I know that none of us is perfect, mother, but when I confronted you, you could at least have admitted what you did to me, and said you were sorry. Over the years, I managed to raise the subject of your behaviour with you several times, always at huge personal cost. However, you never responded with genuine understanding or honesty, instead always trying to justify, minimise, or deny what you had done.
For many years now, I have worked hard to forgive you. Sometimes I even think I’ve succeeded. Fortunately, God understands and accepts the intense anger and bitterness that can still occasionally emerge from my mind, heart and soul. Slowly, gently, he gives me the insights I need in order to be healed, for which I am profoundly thankful.
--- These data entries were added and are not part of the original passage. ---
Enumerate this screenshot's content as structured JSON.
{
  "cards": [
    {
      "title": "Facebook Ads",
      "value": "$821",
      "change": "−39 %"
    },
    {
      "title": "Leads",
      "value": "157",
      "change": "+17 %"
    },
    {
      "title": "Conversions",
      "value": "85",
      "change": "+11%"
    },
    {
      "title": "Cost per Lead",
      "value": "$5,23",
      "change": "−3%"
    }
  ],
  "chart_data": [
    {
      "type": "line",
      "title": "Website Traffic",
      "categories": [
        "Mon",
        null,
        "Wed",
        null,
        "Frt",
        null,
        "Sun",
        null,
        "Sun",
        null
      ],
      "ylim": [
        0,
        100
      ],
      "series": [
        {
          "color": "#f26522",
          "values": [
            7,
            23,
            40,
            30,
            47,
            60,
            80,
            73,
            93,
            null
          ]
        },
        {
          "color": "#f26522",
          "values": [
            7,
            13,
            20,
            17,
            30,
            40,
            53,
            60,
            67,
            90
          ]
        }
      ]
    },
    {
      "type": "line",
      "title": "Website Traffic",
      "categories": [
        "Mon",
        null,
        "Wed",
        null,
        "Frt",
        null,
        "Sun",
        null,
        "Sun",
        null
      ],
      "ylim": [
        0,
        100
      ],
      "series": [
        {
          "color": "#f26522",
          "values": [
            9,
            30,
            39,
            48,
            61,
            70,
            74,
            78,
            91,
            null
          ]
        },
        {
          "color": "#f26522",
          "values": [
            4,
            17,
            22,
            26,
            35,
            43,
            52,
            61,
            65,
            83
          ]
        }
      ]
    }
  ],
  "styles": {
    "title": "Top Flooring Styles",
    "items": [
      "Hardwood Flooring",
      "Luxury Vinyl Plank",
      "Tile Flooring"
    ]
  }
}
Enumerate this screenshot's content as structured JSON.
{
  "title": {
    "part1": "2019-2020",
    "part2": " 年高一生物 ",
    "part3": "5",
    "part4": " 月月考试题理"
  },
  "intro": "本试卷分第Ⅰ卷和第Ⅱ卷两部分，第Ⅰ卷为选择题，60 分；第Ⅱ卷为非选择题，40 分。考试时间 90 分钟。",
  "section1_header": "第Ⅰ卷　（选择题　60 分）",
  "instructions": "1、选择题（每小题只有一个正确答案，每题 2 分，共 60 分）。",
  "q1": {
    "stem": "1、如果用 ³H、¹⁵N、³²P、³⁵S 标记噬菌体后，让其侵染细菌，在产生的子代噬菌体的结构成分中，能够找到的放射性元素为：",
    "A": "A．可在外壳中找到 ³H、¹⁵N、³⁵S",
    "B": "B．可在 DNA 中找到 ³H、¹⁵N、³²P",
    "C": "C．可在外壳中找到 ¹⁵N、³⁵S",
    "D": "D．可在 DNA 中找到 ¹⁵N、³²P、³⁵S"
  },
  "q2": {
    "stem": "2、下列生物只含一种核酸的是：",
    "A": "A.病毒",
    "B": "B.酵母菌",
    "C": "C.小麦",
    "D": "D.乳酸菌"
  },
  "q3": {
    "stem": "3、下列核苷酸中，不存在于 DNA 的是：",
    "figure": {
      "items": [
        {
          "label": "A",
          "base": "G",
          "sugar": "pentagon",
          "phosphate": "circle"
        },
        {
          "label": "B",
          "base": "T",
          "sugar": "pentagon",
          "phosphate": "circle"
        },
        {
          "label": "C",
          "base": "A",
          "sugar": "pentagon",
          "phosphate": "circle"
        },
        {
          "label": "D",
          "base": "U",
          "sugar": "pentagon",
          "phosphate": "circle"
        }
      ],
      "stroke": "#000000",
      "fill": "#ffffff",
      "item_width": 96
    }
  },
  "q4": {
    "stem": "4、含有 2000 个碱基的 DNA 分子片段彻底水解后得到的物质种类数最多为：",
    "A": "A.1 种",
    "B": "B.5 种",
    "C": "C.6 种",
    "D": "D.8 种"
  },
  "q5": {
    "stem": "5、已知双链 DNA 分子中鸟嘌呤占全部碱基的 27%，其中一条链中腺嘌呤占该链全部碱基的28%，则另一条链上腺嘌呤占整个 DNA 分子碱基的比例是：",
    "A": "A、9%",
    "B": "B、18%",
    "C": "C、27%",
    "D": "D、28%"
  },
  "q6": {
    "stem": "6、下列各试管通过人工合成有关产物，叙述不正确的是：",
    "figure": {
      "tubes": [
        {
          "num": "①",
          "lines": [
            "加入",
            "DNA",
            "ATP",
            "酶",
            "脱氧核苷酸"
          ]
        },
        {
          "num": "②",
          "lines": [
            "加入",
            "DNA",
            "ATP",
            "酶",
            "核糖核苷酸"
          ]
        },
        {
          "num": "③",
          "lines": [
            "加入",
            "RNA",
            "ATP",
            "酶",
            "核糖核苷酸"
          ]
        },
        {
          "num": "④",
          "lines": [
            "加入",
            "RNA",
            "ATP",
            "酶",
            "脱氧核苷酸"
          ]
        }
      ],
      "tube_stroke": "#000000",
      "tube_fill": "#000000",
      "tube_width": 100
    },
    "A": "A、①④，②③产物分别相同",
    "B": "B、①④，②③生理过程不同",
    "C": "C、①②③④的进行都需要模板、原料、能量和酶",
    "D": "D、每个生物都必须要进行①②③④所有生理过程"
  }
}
Don’t just pretend to love others. Really love them. Hate what is wrong. Hold tightly to what is good. Love each other with genuine affection, and take delight in honouring each other (Romans 12:9; NLT).
Do not provoke your children to anger by the way you treat them (Ephesians 6:4; NLT).
The kingdom of God is within you
(Luke 17:21; NKJV).
1. God isn’t in the whirlwind,
But in our rage and dread.
2. He isn’t in the earthquake,
But in our grief and pain.
3. He isn’t in the firestorm,
But in our guilt and sin –
4. For God is in our darkness:
The still, small voice within.
1. Then he said, “Go out, and stand on the mountain before the Lord.” And behold, the Lord passed by, and a great and strong wind tore into the mountains and broke the rocks in pieces before the Lord, but the Lord was not in the wind… (1 Kings 19:11; NKJV).
In all their suffering he also suffered (Isaiah 63:9; NLT).
2. …and after the wind an earthquake, but the Lord was not in the earthquake… (1 Kings 19:11; NKJV).
Surely he has borne our griefs and carried our sorrows (Isaiah 53:4; NIV).
3. …and after the earthquake a fire, but the Lord was not in the fire… (1 Kings 19:12; NKJV).
He personally carried our sins in his body on the cross (1 Peter 2:24; NLT).
4. Moses approached the thick darkness where God was (Exodus 20:21, NIV).
…and after the fire a still small voice (1 Kings 19:12; NKJV).